К счастью, у Джорджа были и друзья: Джон Эшли и Ольга Дубкова. Прикрывая некомпетентность Лансинга в делах управления шахтами, Эшли постепенно перекладывал служебные функции начальника на себя и старался глубже вовлечь его в свои эксперименты и изобретения. (На суде эти благие намерения полностью извратили; ему поставили в вину, что он намеревался подсидеть своего начальника, а в ходе экспериментов систематически воровал его блестящие идеи.) Однако Эшли мало что мог сделать для того, чтобы откорректировать методу Лансинга по воспитанию из Джорджа настоящего мужчины, но что-то все-таки получилось. Удалось добиться того, что мальчик последовательно доверял ему свои жизненные планы: в двенадцать лет он хотел изобретать летающие машины; в тринадцать собирался отправиться в Африку, чтобы спасти львов от истребления; в четырнадцать решил сбежать с цирком. Когда Джорджу шел пятнадцатый год, произошел случай, который укрепил их дружбу.
Дети Лансингов часто болели, и по этой причине не раз попадали в непредвиденные ситуации. В начале осени 1900 года Джордж сильно простудился и несколько раз подряд перенес ангину. Было решено ему удалить миндалины. Лансинг приказал жене отвезти мальчика в Форт-Барри к доктору Хантеру. Чтобы несколько дней – до и после операции – провести с сыном, ей надлежало поселиться в «Фармер-отеле». Девочки, кроме Фелисите, которая жила при монастырской школе, поехали вместе с ними.
Джон Эшли редко покидал Коултаун, но в ту пятницу – так уж получилось – у него возникли дела в Форт-Барри. Переговоры затянулись, и ему пришлось остаться здесь на ночь. Он отправился на вокзал, нашел кондуктора Джерри Билхема и попросил передать начальнику станции в Коултауне, чтобы тот предупредил миссис Эшли, что ее муж задержится по делам до завтра. В гостинице свободных мест не было, но мистер Корриган проявил любезность и поставил Эшли раскладушку прямо в буфетной. В течение дня ни с миссис Лансинг, ни с ее сыном он не виделся, но на гостиничном крыльце столкнулся с Энн, и та, важничая и с излишними подробностями, рассказала, почему оказалась здесь. У него не хватило денег, чтобы заказать ужин в гостинице, поэтому он наведался в закусочную, где удовольствовался чашкой бульона. К десяти вечера все гостиничные постояльцы дружно храпели, кроме Юстейсии Лансинг и ее сына. Не в силах заснуть, Джордж беспокойно ворочался на постели. Мать встала, зажгла газовый светильник и заговорила с ним:
– Джордж, дорогой, это все пустяки. Операция несложная: уже через неделю ты обо всем забудешь и свои ангины будешь вспоминать как страшный сон.

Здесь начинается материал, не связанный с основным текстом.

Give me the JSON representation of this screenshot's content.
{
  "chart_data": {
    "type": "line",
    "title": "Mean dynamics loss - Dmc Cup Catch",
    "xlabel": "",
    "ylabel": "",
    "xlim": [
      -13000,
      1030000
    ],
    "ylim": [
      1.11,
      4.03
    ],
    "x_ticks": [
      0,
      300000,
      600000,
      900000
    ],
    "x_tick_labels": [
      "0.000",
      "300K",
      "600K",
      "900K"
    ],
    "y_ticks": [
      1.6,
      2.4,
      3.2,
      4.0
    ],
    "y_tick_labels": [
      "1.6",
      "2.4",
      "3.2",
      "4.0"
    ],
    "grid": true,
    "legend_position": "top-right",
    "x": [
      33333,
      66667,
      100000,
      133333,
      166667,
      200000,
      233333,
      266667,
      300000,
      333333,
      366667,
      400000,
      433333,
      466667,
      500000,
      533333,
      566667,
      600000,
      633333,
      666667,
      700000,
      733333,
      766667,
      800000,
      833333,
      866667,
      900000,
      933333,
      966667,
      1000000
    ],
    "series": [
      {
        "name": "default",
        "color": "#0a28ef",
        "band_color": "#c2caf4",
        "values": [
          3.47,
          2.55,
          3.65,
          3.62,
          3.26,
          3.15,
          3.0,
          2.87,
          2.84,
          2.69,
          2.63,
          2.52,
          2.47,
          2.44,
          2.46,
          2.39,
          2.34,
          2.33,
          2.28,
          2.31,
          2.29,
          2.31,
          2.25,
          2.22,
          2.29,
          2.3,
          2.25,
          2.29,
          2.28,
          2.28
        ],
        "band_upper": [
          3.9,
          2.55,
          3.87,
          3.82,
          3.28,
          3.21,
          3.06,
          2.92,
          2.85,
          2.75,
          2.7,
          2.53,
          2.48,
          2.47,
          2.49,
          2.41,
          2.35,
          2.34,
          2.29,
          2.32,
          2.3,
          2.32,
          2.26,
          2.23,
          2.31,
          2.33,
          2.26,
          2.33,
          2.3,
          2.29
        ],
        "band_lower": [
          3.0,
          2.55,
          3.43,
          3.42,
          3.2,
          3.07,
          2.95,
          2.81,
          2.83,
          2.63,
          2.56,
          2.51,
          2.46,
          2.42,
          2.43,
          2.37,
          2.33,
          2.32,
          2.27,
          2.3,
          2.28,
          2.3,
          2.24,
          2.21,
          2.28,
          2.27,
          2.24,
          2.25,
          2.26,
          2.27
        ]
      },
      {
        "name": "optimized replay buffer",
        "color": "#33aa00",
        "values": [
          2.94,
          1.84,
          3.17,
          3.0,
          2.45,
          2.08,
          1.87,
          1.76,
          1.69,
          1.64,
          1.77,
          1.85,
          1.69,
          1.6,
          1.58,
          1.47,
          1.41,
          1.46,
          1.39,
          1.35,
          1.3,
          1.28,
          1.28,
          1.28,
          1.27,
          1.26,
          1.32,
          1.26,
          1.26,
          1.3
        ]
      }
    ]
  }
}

– Утро уже наступило? Сколько сейчас, мама?
Юстейсия решила, что все это происходит из-за того, что они оказались в непривычной для себя ситуации. До этого дня сын всего один раз оставался на ночь в гостях у Роджера в «Вязах»; было еще несколько ночевок вне дома, когда они с отцом отправлялись на несколько дней поохотиться. Да и самой ей не приходилось спать вне «Сент-Китса» и десяти раз после переезда в Коултаун. Она решила немного подбодрить сына и сказала, что доктор велел ему после операции есть много мороженого и что, избавившись от ангины, он сможет добиться больших успехов в спорте.
Еще можно было бы рассказать о самых живописных в мире островах, о голубых небесах над бирюзовой морской гладью, о том, как успешно ей удавалось вести дела в магазинчике, когда она была всего несколькими годами старше его, о своей веселой, необъятных размеров матери, которая сидит на веранде, обмахиваясь веером, о своем отце в роскошной белой форме, о молодых островитянах, которые распевают серенады под окнами своих возлюбленных. Она никому никогда об этом не рассказывала. У них существовал негласный уговор, что как-нибудь однажды она отвезет его в эти места.
Джордж был религиозен, и ему наверняка хотелось бы посетить церковь, в которой она молилась, преклонить колени в тех местах, где опускалась на колени она. Иногда она заводила речь о том, как на Сент-Китс приехал его отец, но Джордж хранил молчание в ответ: он вообще никогда не говорил об отце.
Юстейсия тихонько запела на своем наречии, и Джордж скоро заснул. Она подошла к окну, где стояло огромное плетеное кресло, и принялась смотреть на город, раскинувшийся снаружи. «Ни огонька. Темнота… Как в моей жизни, – подумала Юстейсия, но тут же резко оборвала себя: – Нет-нет! Пусть у меня жизнь тяжелая, но не темная. Что-то должно измениться, непременно!» Да, она очень хотела изменить свою жизнь, но в то же время боялась, что эти перемены отразятся – причем катастрофически! – на ее детях, поскольку их жизни связаны между собой. Даже самый незначительный поступок имеет свои последствия. – Она заблудилась между долгом и желанием свободы, жизнь ее стала невыносимой. Юстейсия опустилась на колени перед креслом, положила на сиденье руки и уткнулась в них лицом.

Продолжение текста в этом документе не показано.